El soneto es cultivado por los principales poetas, como Lope de Vega, Góngora, Quevedo, Calderón de la Barca, Sor Juana y Cervantes. Este último utiliza variantes, como el "soneto con estrambote" o el "soneto dialogado". Los temas del soneto son muy variados, desde el amoroso al satírico, pasando por los morales y metafísicos (en los que destacó Francisco de Quevedo). Los autores barrocos juegan con la forma del soneto, pero no lo alteran en su estructura esencial, que continúa siendo la consagrada por Garcilaso y Boscán. Un ejemplo conocido es el siguiente soneto satírico de Lope de Vega, que trata precisamente sobre la construcción de un soneto:
Un soneto me manda hacer Violante,
en mi vida me he visto en tal aprieto;
catorce versos dicen que es soneto:
burla burlando van los tres delante.
Yo pensé que no hallara consonante
y estoy a la mitad de otro cuarteto;
mas si me veo en el primer terceto
no hay cosa en los cuartetos que me espante.
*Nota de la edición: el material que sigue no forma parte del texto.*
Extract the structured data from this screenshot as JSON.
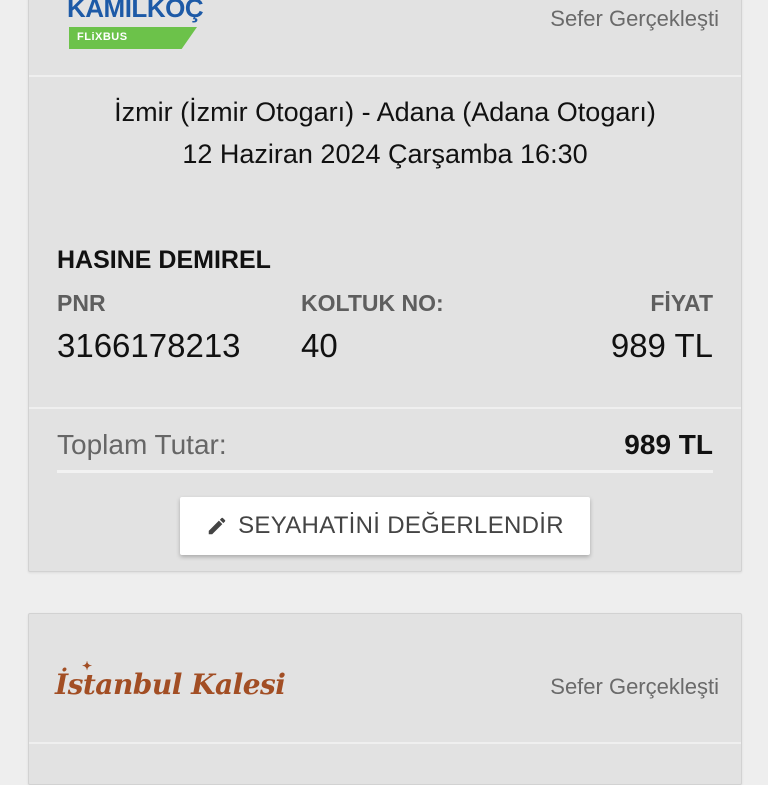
{
  "card1": {
    "brand": "KAMILKOÇ",
    "brand_sub": "FLiXBUS",
    "status": "Sefer Gerçekleşti",
    "route": "İzmir (İzmir Otogarı) - Adana (Adana Otogarı)",
    "datetime": "12 Haziran 2024 Çarşamba 16:30",
    "passenger_name": "HASINE DEMIREL",
    "pnr_label": "PNR",
    "pnr_value": "3166178213",
    "seat_label": "KOLTUK NO:",
    "seat_value": "40",
    "price_label": "FİYAT",
    "price_value": "989 TL",
    "total_label": "Toplam Tutar:",
    "total_value": "989 TL",
    "rate_button_label": "SEYAHATİNİ DEĞERLENDİR",
    "rate_button_icon": "pencil-icon"
  },
  "card2": {
    "brand": "İstanbul Kalesi",
    "status": "Sefer Gerçekleşti"
  },
  "colors": {
    "page_bg": "#eeeeee",
    "card_bg": "#e2e2e2",
    "kamilkoc_blue": "#1d5aa7",
    "flixbus_green": "#6cc24a",
    "istanbul_kalesi_brown": "#a24e24",
    "label_gray": "#5e5e5e"
  }
}
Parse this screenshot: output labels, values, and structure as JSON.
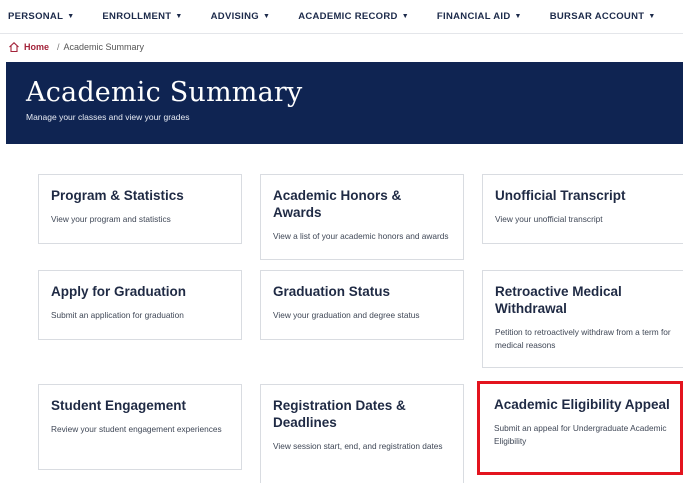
{
  "nav": [
    {
      "label": "PERSONAL",
      "dropdown": true
    },
    {
      "label": "ENROLLMENT",
      "dropdown": true
    },
    {
      "label": "ADVISING",
      "dropdown": true
    },
    {
      "label": "ACADEMIC RECORD",
      "dropdown": true
    },
    {
      "label": "FINANCIAL AID",
      "dropdown": true
    },
    {
      "label": "BURSAR ACCOUNT",
      "dropdown": true
    }
  ],
  "nav_caret": "▼",
  "breadcrumb": {
    "home": "Home",
    "separator": "/",
    "current": "Academic Summary"
  },
  "hero": {
    "title": "Academic Summary",
    "subtitle": "Manage your classes and view your grades"
  },
  "cards": [
    {
      "title": "Program & Statistics",
      "desc": "View your program and statistics"
    },
    {
      "title": "Academic Honors & Awards",
      "desc": "View a list of your academic honors and awards"
    },
    {
      "title": "Unofficial Transcript",
      "desc": "View your unofficial transcript"
    },
    {
      "title": "Apply for Graduation",
      "desc": "Submit an application for graduation"
    },
    {
      "title": "Graduation Status",
      "desc": "View your graduation and degree status"
    },
    {
      "title": "Retroactive Medical Withdrawal",
      "desc": "Petition to retroactively withdraw from a term for medical reasons"
    },
    {
      "title": "Student Engagement",
      "desc": "Review your student engagement experiences"
    },
    {
      "title": "Registration Dates & Deadlines",
      "desc": "View session start, end, and registration dates"
    },
    {
      "title": "Academic Eligibility Appeal",
      "desc": "Submit an appeal for Undergraduate Academic Eligibility"
    }
  ],
  "colors": {
    "hero_bg": "#0f2452",
    "accent": "#a3233a",
    "highlight": "#e3141e"
  }
}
Por el primer terceto voy entrando
y aun parece que entré con pie derecho,
pues fin con este verso le voy dando.
Ya estoy en el segundo, y aun sospecho
que voy los trece versos acabando:
contad si son catorce, y está hecho.
En el período neoclásico decae el uso del soneto, aunque es cultivado por autores como José Cadalso o Meléndez Valdés, entre otros. Tampoco el Romanticismo español le presta mucha atención: en las Rimas de Bécquer, por ejemplo, se encuentra un único soneto. La principal renovación del soneto en castellano se produce a finales del siglo XIX, con el triunfo del modernismo.
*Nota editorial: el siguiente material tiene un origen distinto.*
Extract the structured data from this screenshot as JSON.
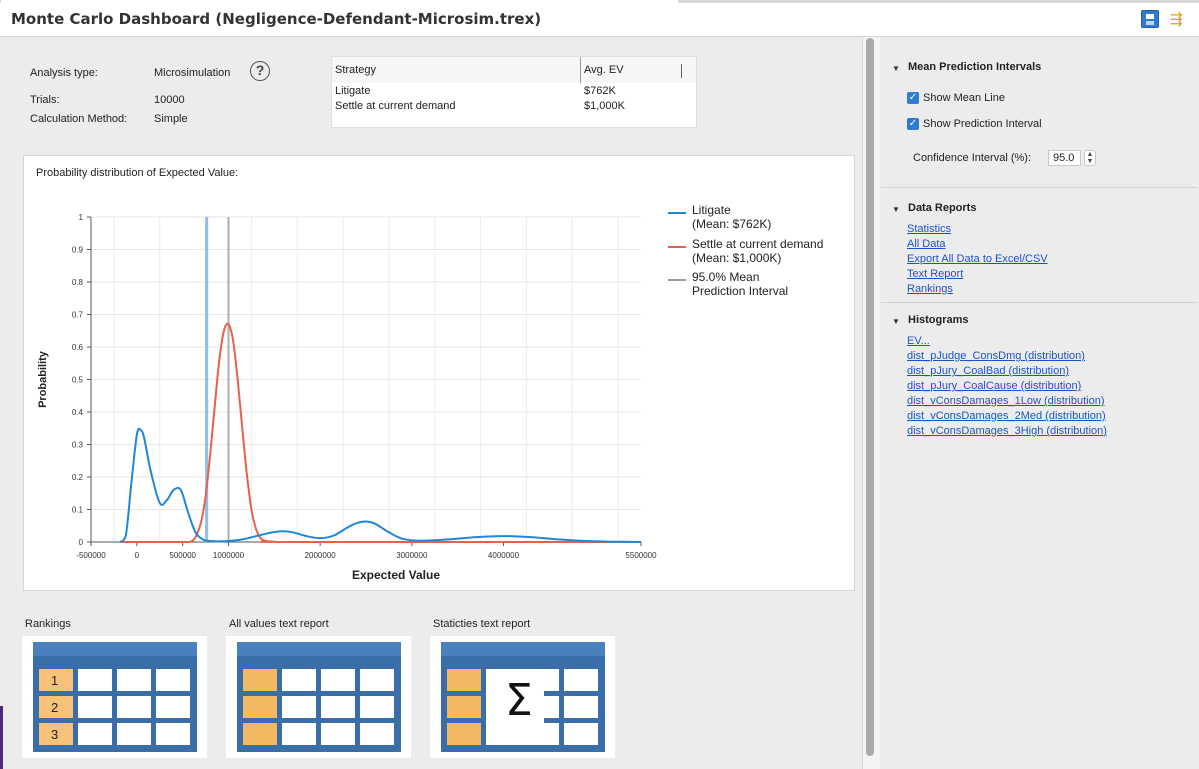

En los sonetos modernistas lo más frecuente es el orden clásico de los cuartetos, pero se usaron también, por influencia del parnasianismo francés, las combinaciones ABAB:ABAB y ABBA:CDDC. En esta época aparecen varias innovaciones métricas: se utilizan versos de otras medidas, desde trisílabos hasta hexadecasílabos, aunque los más utilizados son los alejandrinos, como el conocido soneto "Caupolicán", en el libro Azul, de Rubén Darío; además, aparecen sonetos polimétricos, que emplean en el mismo poema versos de diferente medida (lo utilizó también Darío, en su soneto dedicado a Cervantes, mezcla de endecasílabos y heptasílabos; Manuel Machado lo utiliza en su soneto "Madrigal de madrigales", compuesto de versos de 7,9,11 y 14 sílabas).